Umsätze deutscher Großkonzerne sinken das dritte Jahr in Folge

Die Umsätze der größten börsennotierten Unternehmen Deutschlands sind im Jahr 2025 zum dritten Mal in Folge zurückgegangen. Laut einer Studie der Beratungsgesellschaft EY sanken die Erlöse der DAX-Konzerne um 0,6 Prozent. Besonders schwach entwickelte sich das vierte Quartal, in dem die Umsätze um 3,3 Prozent und das operative Ergebnis (EBIT) um 14 Prozent einbrachen.

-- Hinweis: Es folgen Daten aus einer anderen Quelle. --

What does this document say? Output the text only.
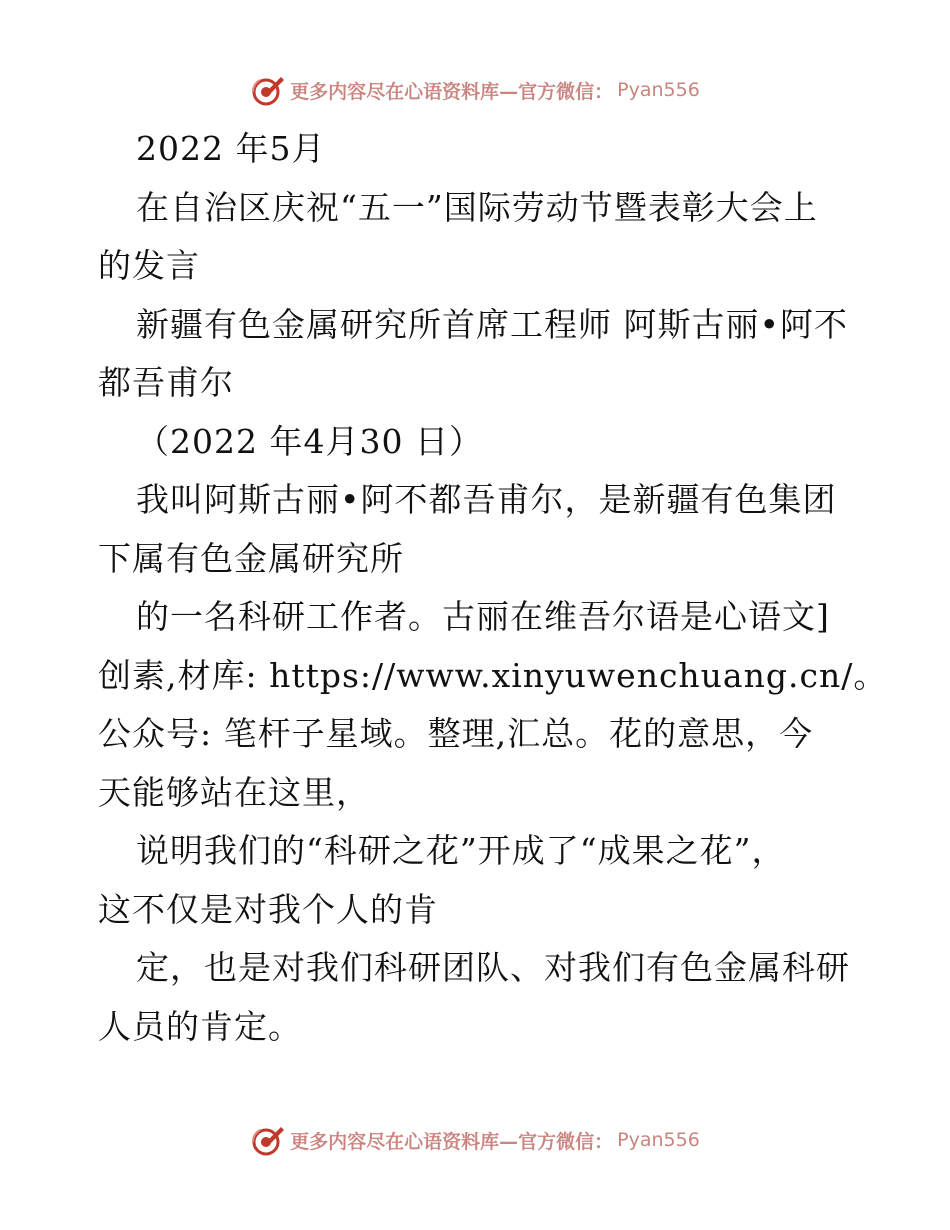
更多内容尽在心语资料库—官方微信： Pyan556
2022 年5月
在自治区庆祝“五一”国际劳动节暨表彰大会上
的发言
新疆有色金属研究所首席工程师 阿斯古丽•阿不
都吾甫尔
（2022 年4月30 日）
我叫阿斯古丽•阿不都吾甫尔，是新疆有色集团
下属有色金属研究所
的一名科研工作者。古丽在维吾尔语是心语文]
创素,材库: https://www.xinyuwenchuang.cn/。
公众号: 笔杆子星域。整理,汇总。花的意思，今
天能够站在这里，
说明我们的“科研之花”开成了“成果之花”，
这不仅是对我个人的肯
定，也是对我们科研团队、对我们有色金属科研
人员的肯定。
更多内容尽在心语资料库—官方微信： Pyan556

Schwäche in wichtigen Auslandsmärkten

Der Rückgang ist vor allem auf die schwache Nachfrage in zentralen Exportmärkten zurückzuführen. In Nordamerika sanken die Umsätze um 4 Prozent, in Asien sogar um 9 Prozent, während Europa ein Plus von 3 Prozent verzeichnete. Insgesamt ging das operative Ergebnis der DAX-Unternehmen um 4 Prozent zurück. Banken wie Deutsche Bank und Commerzbank wurden aufgrund der Besonderheiten ihrer Einnahmestruktur nicht berücksichtigt.

Keine schnelle Erholung in Sicht

EY sieht kurzfristig keine Trendwende. Die Ergebnisse spiegeln die strukturellen Herausforderungen der deutschen Wirtschaft wider. Besonders Industrieunternehmen stehen weiterhin unter Druck, nachdem sie zuletzt deutliche Rückgänge bei Umsatz und Gewinn verzeichnet hatten.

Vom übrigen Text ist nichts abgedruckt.